Having then gained the momentum afforded by co-operative direction, the collective stretches outward to make contact with the “other”; with the individuals who occupy the unknown, off-limits spaces, those who will open the doors to the inaccessible. The collective basically sits in on the lives of the people who have agreed to share their homes, work, families, friends, thoughts, cares. For several days, “protagonist” and “collaborator”, connected via the shared activity of creating a documentary, engage in an exchange enabled by the camera. An exchange which perhaps would not take place otherwise. The unapproachable abstracts, the hypothetical beings, now come into view as concrete, complex persons with pleasant or disagreeable personalities, with the power to discern and to choose and to act according to their own particular beliefs and opinions. In each case, a Person takes the place of the projected image. Tita takes the place of “the domestic worker”; Juan, Armando, Alejandro, Yolanda that of “the sign-makers”; Carlos that of the “physically-handicapped student”; Hernando that of “the young executive”; Oscar, the Vargas family, el Grillo, that of “the proud rowers”; and Jorge takes the place of “the middle-class youth”. This interaction is ultimately what attests to the recognition of this (other) place as different from that (previous) one. The collective has then experienced movement.
“Needing confirmation”
Up until this point, there exists an experience, although movement has yet to solidify as having occurred. The extremely intimate living-working situation of the collaborators enables the constant corroboration necessary to keep the experience alive. Given the fact that the movement experienced is improbable within the customary quotidian scenario of the city and, actually, the product of engineered circumstances, its vitality is fundamentally dependent on the resistance of the bond between members of the collective. The exchanges that have taken place exist absolutely, only within the memory of the collective, and thus risk fading if the collaborators disperse.
“Needing a body”
A body must then be created in order for the experience to come into existence as having occurred: the video-documentary is that body. It is here where the experience becomes a documented occurrence. The nature of this body, the shape, is undoubtedly affected by the choice to integrate all members of each group of collaborators, indistinctly, in all processes (the experience, the gathering of information, the filming, the editing). While no one collaborator is designated one fixed task, and not every collaborator participates uniformly in all tasks, all tasks are performed “in concert”. Consequently, it is the experience that comes to fruition in the construction of this body, and not isolated notions of aesthetics, composition or technique.

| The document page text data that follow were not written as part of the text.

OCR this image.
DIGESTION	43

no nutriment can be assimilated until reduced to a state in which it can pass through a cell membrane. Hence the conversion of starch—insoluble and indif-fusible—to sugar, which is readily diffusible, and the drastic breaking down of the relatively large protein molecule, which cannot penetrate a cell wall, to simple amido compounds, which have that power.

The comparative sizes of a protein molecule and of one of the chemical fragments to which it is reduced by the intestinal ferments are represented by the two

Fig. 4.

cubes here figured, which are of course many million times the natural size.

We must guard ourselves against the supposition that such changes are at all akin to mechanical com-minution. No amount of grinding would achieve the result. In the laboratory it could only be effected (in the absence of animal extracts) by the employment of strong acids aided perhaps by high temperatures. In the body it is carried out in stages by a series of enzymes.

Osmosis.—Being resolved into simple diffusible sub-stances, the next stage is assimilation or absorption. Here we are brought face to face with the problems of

The experience lives within all aspects of the process.
“Needing to move further”
Movement has occurred and lives within a body; a body that has the capacity for further movement. The video-documentaries are replicated for the purpose of their distribution, initially via the hands of those who collaborate on and appear in the films, and later through exhibition in public venues. These diffusion strategies facilitate the distribution of that body across the structures/boundaries which once impelled the inceptive Need.
Is the Need to move now a task accomplished, a Need satiated? Perhaps not. Perhaps, Six Documentaries and a Film about Mexico City will have incited others to Need to move.